Ninety-eight patients with non-CNS progression on first-line osimertinib were randomized (1:1) to receive either osimertinib 80 mg or placebo once daily. Both groups also received platinum-pemetrexed chemotherapy (cisplatin 75 mg/m2 or carboplatin AUC5 alongside pemetrexed 500 mg/m2 every 3 weeks for 4 cycles), followed by maintenance pemetrexed (500 mg/m2 every 3 weeks) until disease progression or discontinuation.
Randomization was stratified by the presence of CNS metastases at baseline (22% in the osimertinib group and 24% in the placebo group). The primary endpoint was progression-free survival and secondary endpoints were CNS progression-free survival (according to CNS metastases status at baseline), non-CNS progression-free survival, and overall survival.
Overall, 96 patients received treatment — 48 in each group. Continuing osimertinib alongside chemotherapy was associated with improved progression-free survival (hazard ratio [HR], 0.43) and longer overall survival (HR, 0.71) in patients with non-CNS progression on first-line osimertinib.
Median overall survival was 15.9 months with osimertinib vs 9.8 months without it. Median progression-free survival was 8.4 months with osimertinib vs 4.4 months with placebo.

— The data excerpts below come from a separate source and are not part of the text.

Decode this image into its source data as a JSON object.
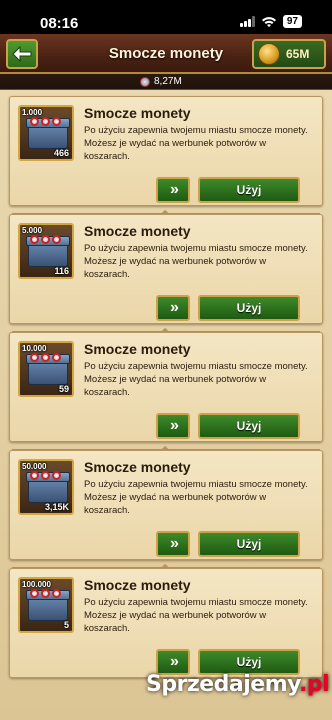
{
  "status_bar": {
    "time": "08:16",
    "battery": "97"
  },
  "header": {
    "back_icon": "back-arrow-icon",
    "title": "Smocze monety",
    "gold": "65M"
  },
  "resource_bar": {
    "value": "8,27M"
  },
  "items": [
    {
      "amount": "1.000",
      "count": "466",
      "title": "Smocze monety",
      "desc1": "Po użyciu zapewnia twojemu miastu smocze monety.",
      "desc2": "Możesz je wydać na werbunek potworów w koszarach.",
      "details_label": "»",
      "use_label": "Użyj"
    },
    {
      "amount": "5.000",
      "count": "116",
      "title": "Smocze monety",
      "desc1": "Po użyciu zapewnia twojemu miastu smocze monety.",
      "desc2": "Możesz je wydać na werbunek potworów w koszarach.",
      "details_label": "»",
      "use_label": "Użyj"
    },
    {
      "amount": "10.000",
      "count": "59",
      "title": "Smocze monety",
      "desc1": "Po użyciu zapewnia twojemu miastu smocze monety.",
      "desc2": "Możesz je wydać na werbunek potworów w koszarach.",
      "details_label": "»",
      "use_label": "Użyj"
    },
    {
      "amount": "50.000",
      "count": "3,15K",
      "title": "Smocze monety",
      "desc1": "Po użyciu zapewnia twojemu miastu smocze monety.",
      "desc2": "Możesz je wydać na werbunek potworów w koszarach.",
      "details_label": "»",
      "use_label": "Użyj"
    },
    {
      "amount": "100.000",
      "count": "5",
      "title": "Smocze monety",
      "desc1": "Po użyciu zapewnia twojemu miastu smocze monety.",
      "desc2": "Możesz je wydać na werbunek potworów w koszarach.",
      "details_label": "»",
      "use_label": "Użyj"
    }
  ],
  "watermark": {
    "text": "Sprzedajemy",
    "suffix": ".pl"
  }
}
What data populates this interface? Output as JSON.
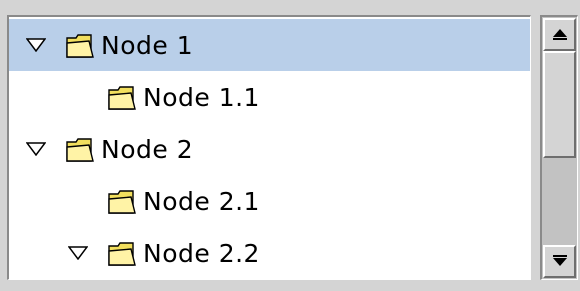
{
  "tree": {
    "nodes": [
      {
        "label": "Node 1",
        "expanded": true,
        "selected": true,
        "icon": "folder-icon"
      },
      {
        "label": "Node 1.1",
        "expanded": null,
        "selected": false,
        "icon": "folder-icon"
      },
      {
        "label": "Node 2",
        "expanded": true,
        "selected": false,
        "icon": "folder-icon"
      },
      {
        "label": "Node 2.1",
        "expanded": null,
        "selected": false,
        "icon": "folder-icon"
      },
      {
        "label": "Node 2.2",
        "expanded": true,
        "selected": false,
        "icon": "folder-icon"
      }
    ]
  },
  "colors": {
    "selection": "#b9cfe9",
    "folder_fill": "#f2df5e",
    "folder_dark": "#b89a1e"
  },
  "scrollbar": {
    "up_icon": "arrow-up-icon",
    "down_icon": "arrow-down-icon"
  }
}
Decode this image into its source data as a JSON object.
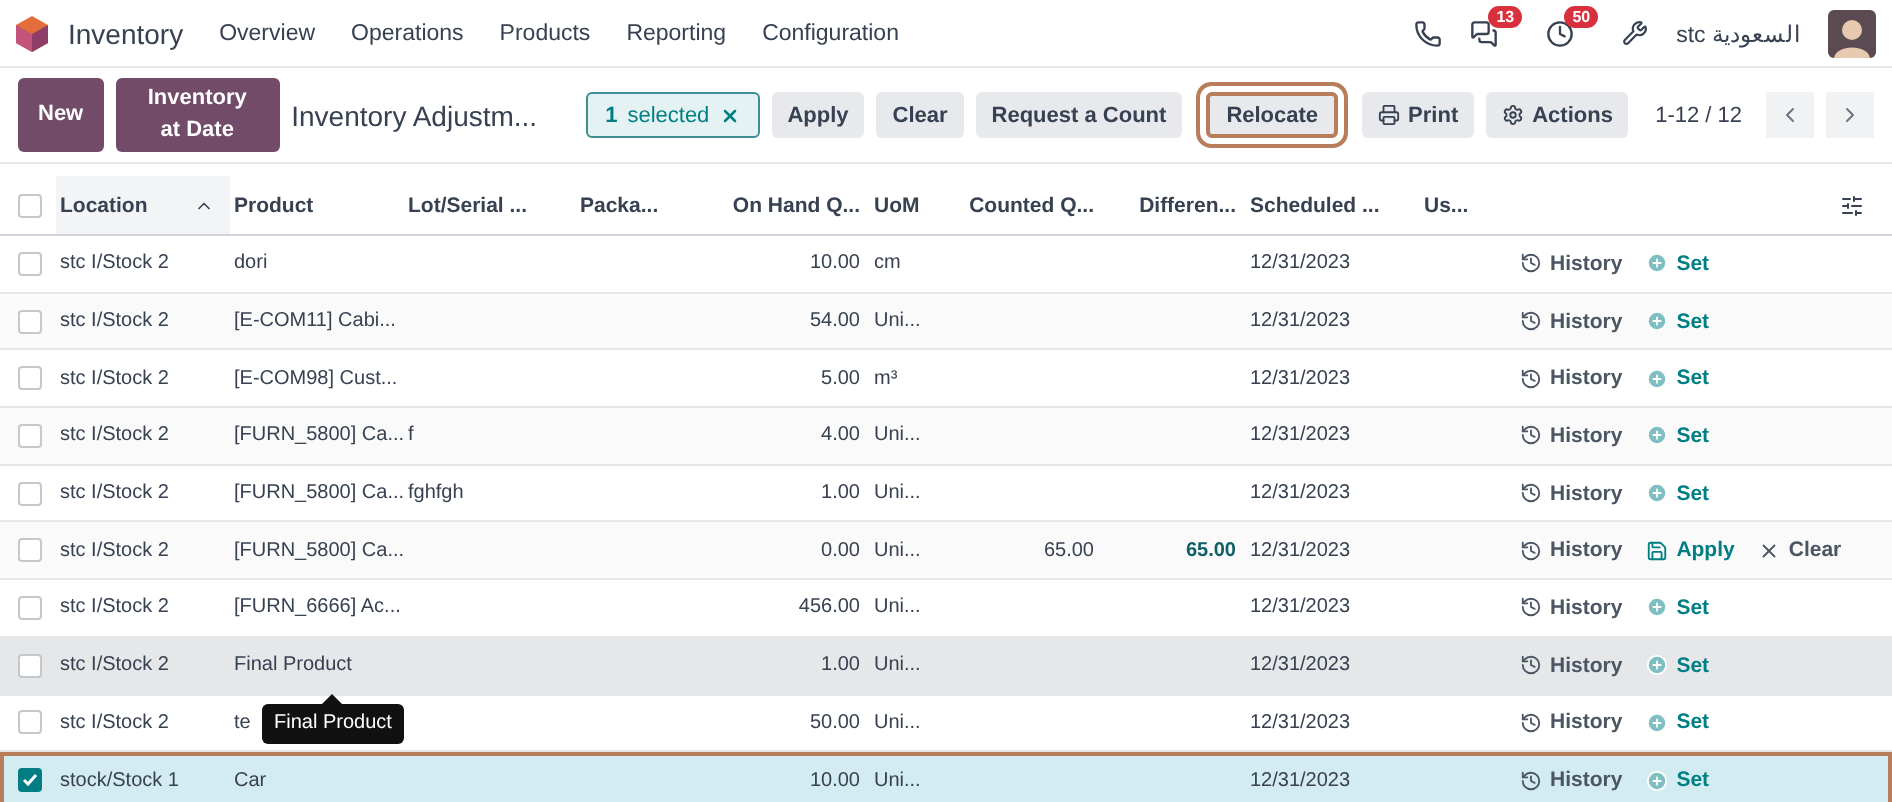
{
  "app": {
    "name": "Inventory"
  },
  "menu": [
    "Overview",
    "Operations",
    "Products",
    "Reporting",
    "Configuration"
  ],
  "systray": {
    "messages_count": "13",
    "activities_count": "50",
    "company": "السعودية stc"
  },
  "control_panel": {
    "primary_buttons": [
      "New",
      "Inventory at Date"
    ],
    "title": "Inventory Adjustm...",
    "selection": {
      "count": "1",
      "label": "selected"
    },
    "actions": [
      {
        "label": "Apply",
        "kind": "plain",
        "highlighted": false
      },
      {
        "label": "Clear",
        "kind": "plain",
        "highlighted": false
      },
      {
        "label": "Request a Count",
        "kind": "plain",
        "highlighted": false
      },
      {
        "label": "Relocate",
        "kind": "plain",
        "highlighted": true
      },
      {
        "label": "Print",
        "kind": "print",
        "highlighted": false
      },
      {
        "label": "Actions",
        "kind": "gear",
        "highlighted": false
      }
    ],
    "pager": "1-12 / 12"
  },
  "table": {
    "all_selected": false,
    "columns": [
      {
        "label": "Location",
        "sorted": true
      },
      {
        "label": "Product",
        "sorted": false
      },
      {
        "label": "Lot/Serial ...",
        "sorted": false
      },
      {
        "label": "Packa...",
        "sorted": false
      },
      {
        "label": "On Hand Q...",
        "sorted": false
      },
      {
        "label": "UoM",
        "sorted": false
      },
      {
        "label": "Counted Q...",
        "sorted": false
      },
      {
        "label": "Differen...",
        "sorted": false
      },
      {
        "label": "Scheduled ...",
        "sorted": false
      },
      {
        "label": "Us...",
        "sorted": false
      }
    ],
    "rows": [
      {
        "location": "stc I/Stock 2",
        "product": "dori",
        "on_hand": "10.00",
        "uom": "cm",
        "scheduled": "12/31/2023",
        "selected": false,
        "hovered": false,
        "highlighted": false,
        "actions": [
          {
            "kind": "history",
            "label": "History"
          },
          {
            "kind": "set",
            "label": "Set"
          }
        ]
      },
      {
        "location": "stc I/Stock 2",
        "product": "[E-COM11] Cabi...",
        "on_hand": "54.00",
        "uom": "Uni...",
        "scheduled": "12/31/2023",
        "selected": false,
        "hovered": false,
        "highlighted": false,
        "actions": [
          {
            "kind": "history",
            "label": "History"
          },
          {
            "kind": "set",
            "label": "Set"
          }
        ]
      },
      {
        "location": "stc I/Stock 2",
        "product": "[E-COM98] Cust...",
        "on_hand": "5.00",
        "uom": "m³",
        "scheduled": "12/31/2023",
        "selected": false,
        "hovered": false,
        "highlighted": false,
        "actions": [
          {
            "kind": "history",
            "label": "History"
          },
          {
            "kind": "set",
            "label": "Set"
          }
        ]
      },
      {
        "location": "stc I/Stock 2",
        "product": "[FURN_5800] Ca...",
        "lot": "f",
        "on_hand": "4.00",
        "uom": "Uni...",
        "scheduled": "12/31/2023",
        "selected": false,
        "hovered": false,
        "highlighted": false,
        "actions": [
          {
            "kind": "history",
            "label": "History"
          },
          {
            "kind": "set",
            "label": "Set"
          }
        ]
      },
      {
        "location": "stc I/Stock 2",
        "product": "[FURN_5800] Ca...",
        "lot": "fghfgh",
        "on_hand": "1.00",
        "uom": "Uni...",
        "scheduled": "12/31/2023",
        "selected": false,
        "hovered": false,
        "highlighted": false,
        "actions": [
          {
            "kind": "history",
            "label": "History"
          },
          {
            "kind": "set",
            "label": "Set"
          }
        ]
      },
      {
        "location": "stc I/Stock 2",
        "product": "[FURN_5800] Ca...",
        "on_hand": "0.00",
        "uom": "Uni...",
        "counted": "65.00",
        "difference": "65.00",
        "scheduled": "12/31/2023",
        "selected": false,
        "hovered": false,
        "highlighted": false,
        "actions": [
          {
            "kind": "history",
            "label": "History"
          },
          {
            "kind": "apply",
            "label": "Apply"
          },
          {
            "kind": "clear",
            "label": "Clear"
          }
        ]
      },
      {
        "location": "stc I/Stock 2",
        "product": "[FURN_6666] Ac...",
        "on_hand": "456.00",
        "uom": "Uni...",
        "scheduled": "12/31/2023",
        "selected": false,
        "hovered": false,
        "highlighted": false,
        "actions": [
          {
            "kind": "history",
            "label": "History"
          },
          {
            "kind": "set",
            "label": "Set"
          }
        ]
      },
      {
        "location": "stc I/Stock 2",
        "product": "Final Product",
        "on_hand": "1.00",
        "uom": "Uni...",
        "scheduled": "12/31/2023",
        "selected": false,
        "hovered": true,
        "highlighted": false,
        "tooltip": "Final Product",
        "actions": [
          {
            "kind": "history",
            "label": "History"
          },
          {
            "kind": "set",
            "label": "Set"
          }
        ]
      },
      {
        "location": "stc I/Stock 2",
        "product": "te",
        "on_hand": "50.00",
        "uom": "Uni...",
        "scheduled": "12/31/2023",
        "selected": false,
        "hovered": false,
        "highlighted": false,
        "actions": [
          {
            "kind": "history",
            "label": "History"
          },
          {
            "kind": "set",
            "label": "Set"
          }
        ]
      },
      {
        "location": "stock/Stock 1",
        "product": "Car",
        "on_hand": "10.00",
        "uom": "Uni...",
        "scheduled": "12/31/2023",
        "selected": true,
        "hovered": false,
        "highlighted": true,
        "actions": [
          {
            "kind": "history",
            "label": "History"
          },
          {
            "kind": "set",
            "label": "Set"
          }
        ]
      }
    ]
  }
}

The 6-month overall survival rates were 67% with osimertinib plus chemotherapy and 47% with placebo plus chemotherapy, and the 6-month progression-free survival rate was 64% vs 32%, respectively.
Osimertinib plus chemotherapy was also associated with longer CNS progression-free survival in patients without CNS involvement at baseline (15.9 vs 8.6 months with placebo; HR, 0.56), adding to the established evidence supporting osimertinib's protective effect in the CNS, Pasello said. The 6-month CNS progression-free survival rates in these patients were 87% with osimertinib and 63% with placebo.

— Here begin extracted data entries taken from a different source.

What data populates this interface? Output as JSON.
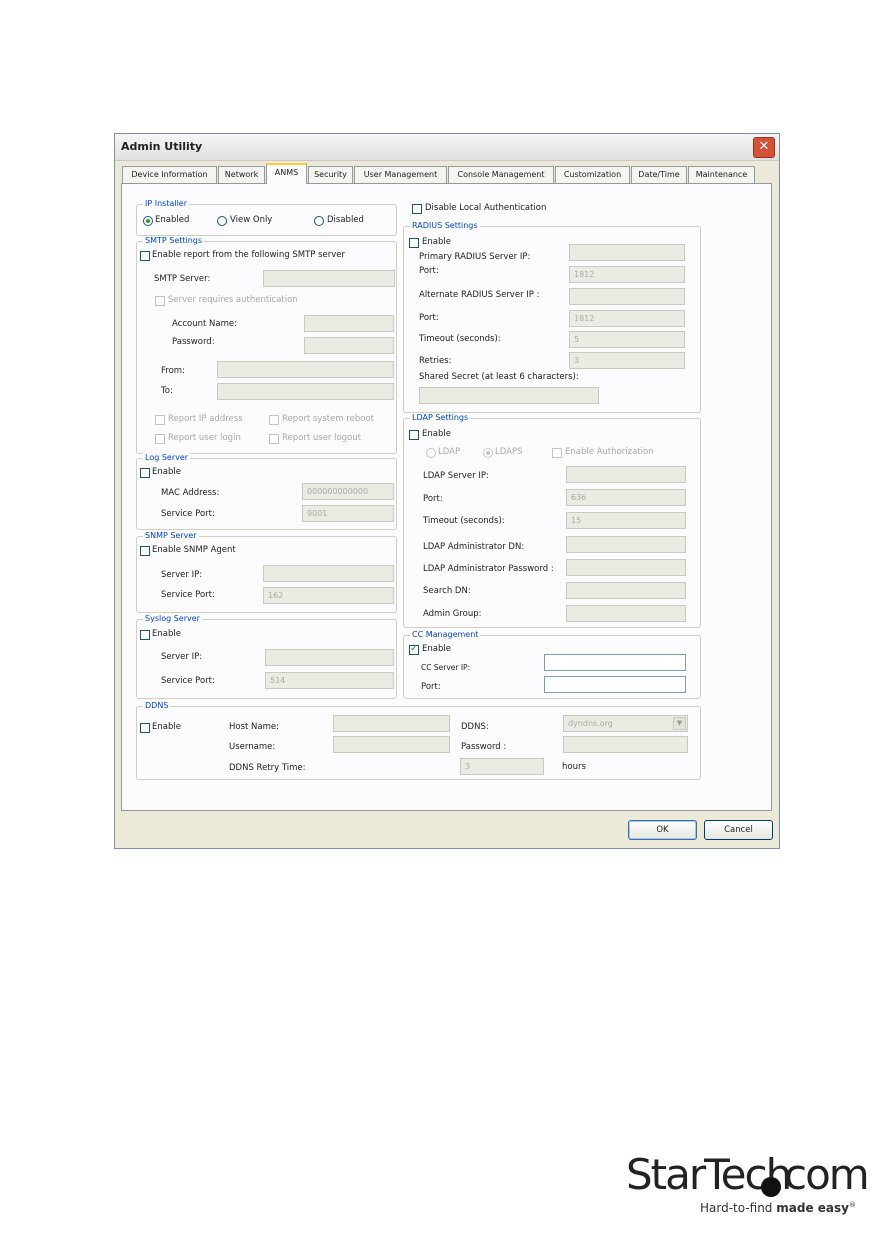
{
  "window": {
    "title": "Admin Utility",
    "close_glyph": "✕"
  },
  "tabs": [
    {
      "label": "Device Information"
    },
    {
      "label": "Network"
    },
    {
      "label": "ANMS",
      "active": true
    },
    {
      "label": "Security"
    },
    {
      "label": "User Management"
    },
    {
      "label": "Console Management"
    },
    {
      "label": "Customization"
    },
    {
      "label": "Date/Time"
    },
    {
      "label": "Maintenance"
    }
  ],
  "ip_installer": {
    "legend": "IP Installer",
    "options": [
      "Enabled",
      "View Only",
      "Disabled"
    ],
    "selected": "Enabled"
  },
  "smtp": {
    "legend": "SMTP Settings",
    "enable_label": "Enable report from the following SMTP server",
    "server_label": "SMTP Server:",
    "auth_label": "Server requires authentication",
    "account_label": "Account Name:",
    "password_label": "Password:",
    "from_label": "From:",
    "to_label": "To:",
    "report_ip": "Report IP address",
    "report_reboot": "Report system reboot",
    "report_login": "Report user login",
    "report_logout": "Report user logout"
  },
  "log_server": {
    "legend": "Log Server",
    "enable_label": "Enable",
    "mac_label": "MAC Address:",
    "mac_value": "000000000000",
    "port_label": "Service Port:",
    "port_value": "9001"
  },
  "snmp": {
    "legend": "SNMP Server",
    "enable_label": "Enable SNMP Agent",
    "ip_label": "Server IP:",
    "port_label": "Service Port:",
    "port_value": "162"
  },
  "syslog": {
    "legend": "Syslog Server",
    "enable_label": "Enable",
    "ip_label": "Server IP:",
    "port_label": "Service Port:",
    "port_value": "514"
  },
  "disable_local_auth": "Disable Local Authentication",
  "radius": {
    "legend": "RADIUS Settings",
    "enable_label": "Enable",
    "primary_ip_label": "Primary RADIUS Server IP:",
    "port_label": "Port:",
    "port_value": "1812",
    "alt_ip_label": "Alternate RADIUS Server IP :",
    "alt_port_label": "Port:",
    "alt_port_value": "1812",
    "timeout_label": "Timeout (seconds):",
    "timeout_value": "5",
    "retries_label": "Retries:",
    "retries_value": "3",
    "secret_label": "Shared Secret (at least 6 characters):"
  },
  "ldap": {
    "legend": "LDAP Settings",
    "enable_label": "Enable",
    "ldap_option": "LDAP",
    "ldaps_option": "LDAPS",
    "enable_auth_label": "Enable Authorization",
    "server_ip_label": "LDAP Server IP:",
    "port_label": "Port:",
    "port_value": "636",
    "timeout_label": "Timeout (seconds):",
    "timeout_value": "15",
    "admin_dn_label": "LDAP Administrator DN:",
    "admin_pw_label": "LDAP Administrator Password :",
    "search_dn_label": "Search DN:",
    "admin_group_label": "Admin Group:"
  },
  "cc": {
    "legend": "CC Management",
    "enable_label": "Enable",
    "server_ip_label": "CC Server IP:",
    "port_label": "Port:"
  },
  "ddns": {
    "legend": "DDNS",
    "enable_label": "Enable",
    "host_label": "Host Name:",
    "username_label": "Username:",
    "retry_label": "DDNS Retry Time:",
    "retry_value": "3",
    "retry_unit": "hours",
    "ddns_label": "DDNS:",
    "ddns_value": "dyndns.org",
    "password_label": "Password :"
  },
  "buttons": {
    "ok": "OK",
    "cancel": "Cancel"
  },
  "logo": {
    "brand": "StarTech",
    "suffix": "com",
    "tagline_plain": "Hard-to-find ",
    "tagline_bold": "made easy",
    "reg": "®"
  }
}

Fewer patients on osimertinib than placebo had new brain lesions during follow-up (5 vs 13 patients).
Improvement in non-CNS progression-free survival was also observed with osimertinib plus chemotherapy (8.4 vs 5.2 months; HR, 0.43), suggesting that the benefit of this combination extends beyond the CNS. The 6-month non-CNS progression-free survival rates were 65% and 35%, respectively.

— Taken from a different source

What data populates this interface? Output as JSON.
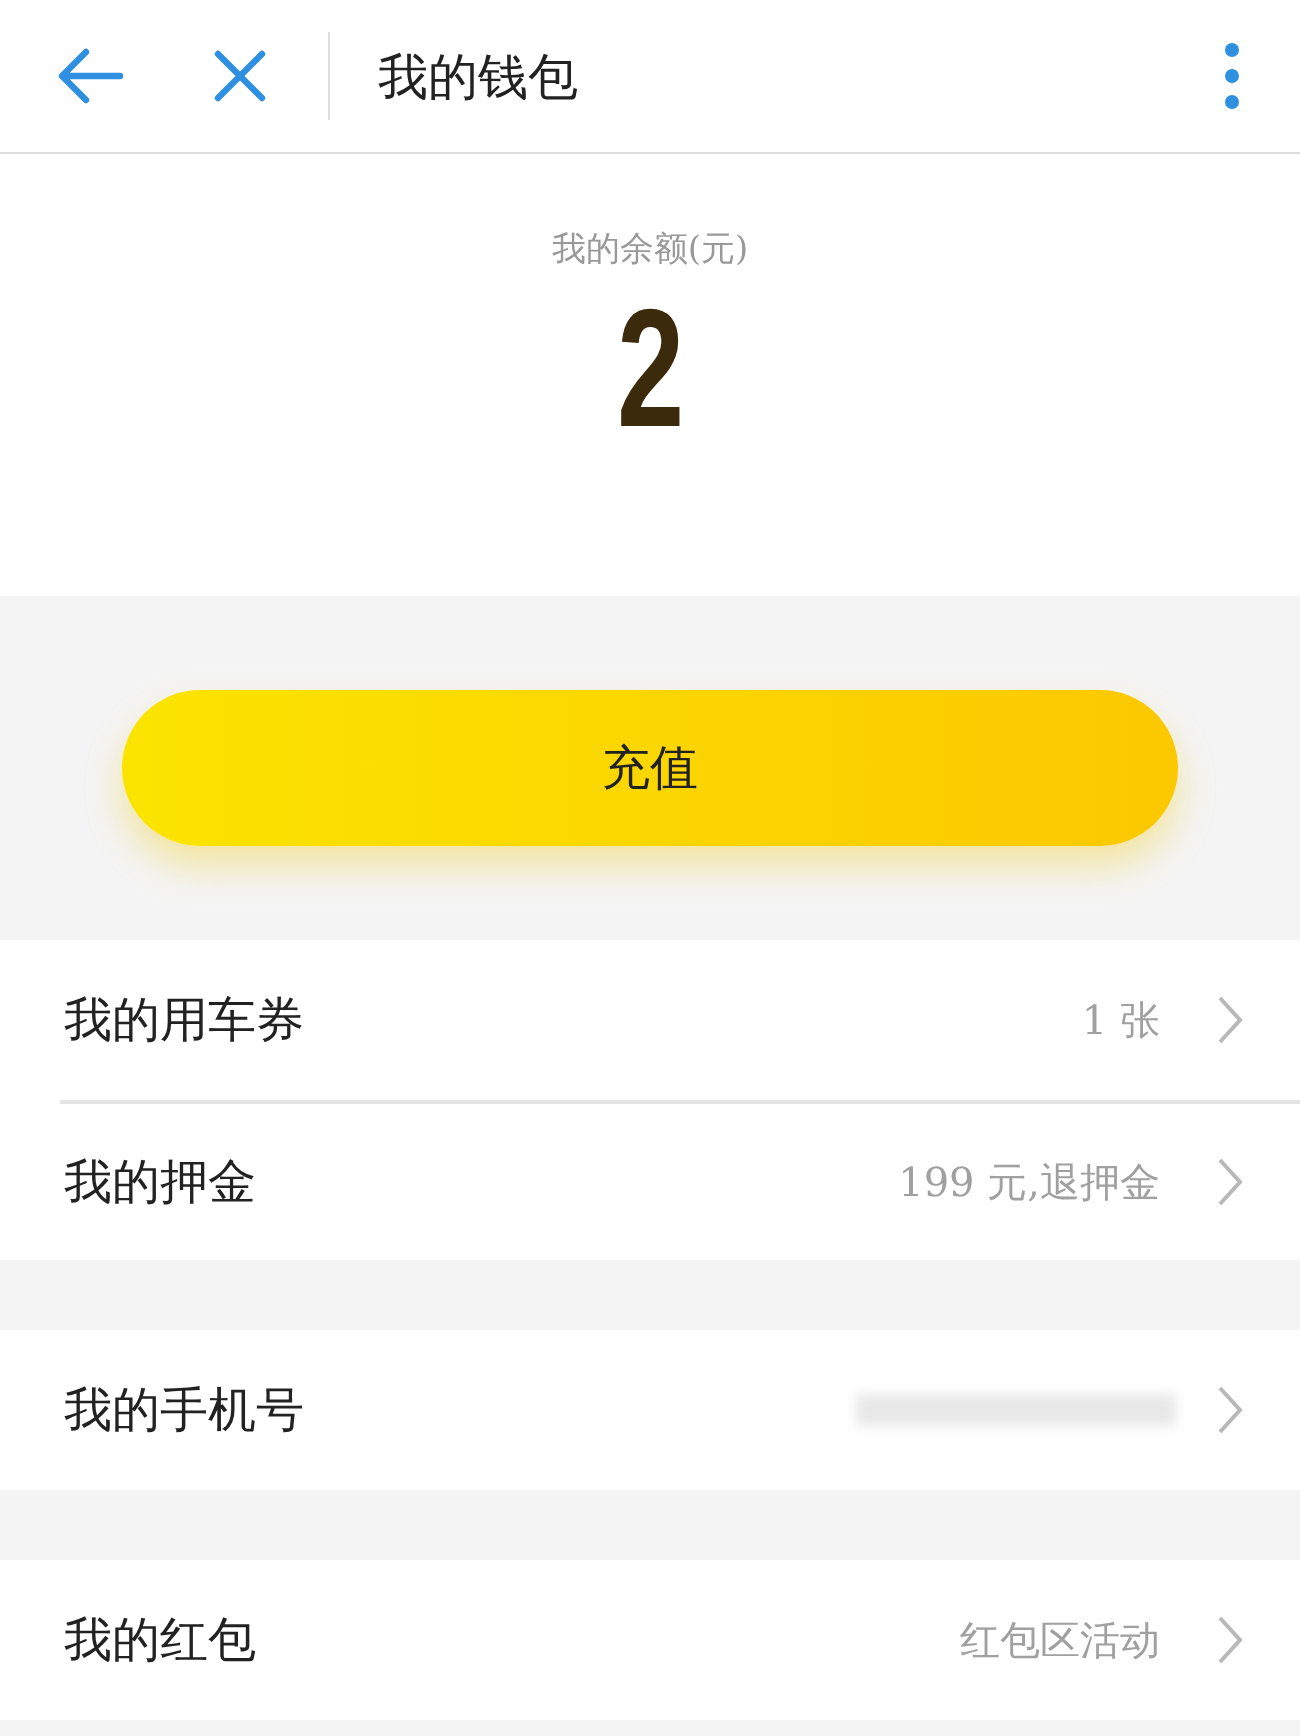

New lesions were reported in 37% of patients on osimertinib vs 51% of those in the placebo arm, with fewer patients in the osimertinib group experiencing new brain lesions (10% vs 27%).
The safety findings of the osimertinib plus chemotherapy regimen were consistent with the known safety profiles for each drug. In the osimertinib group, 63% experienced a grade 3 or higher adverse event and 38% experienced serious adverse events compared to 46% and 31%, respectively, in the placebo group. Overall, six patients in the osimertinib group discontinued drug treatment compared to one patient in the placebo group.
"Results from COMPEL support continuing osimertinib as a backbone treatment for EGFRm advanced NSCLC through lines of therapy," Pasello told the briefing.
The COMPEL study was funded by AstraZeneca, Cambridge, UK. No disclosure information was provided.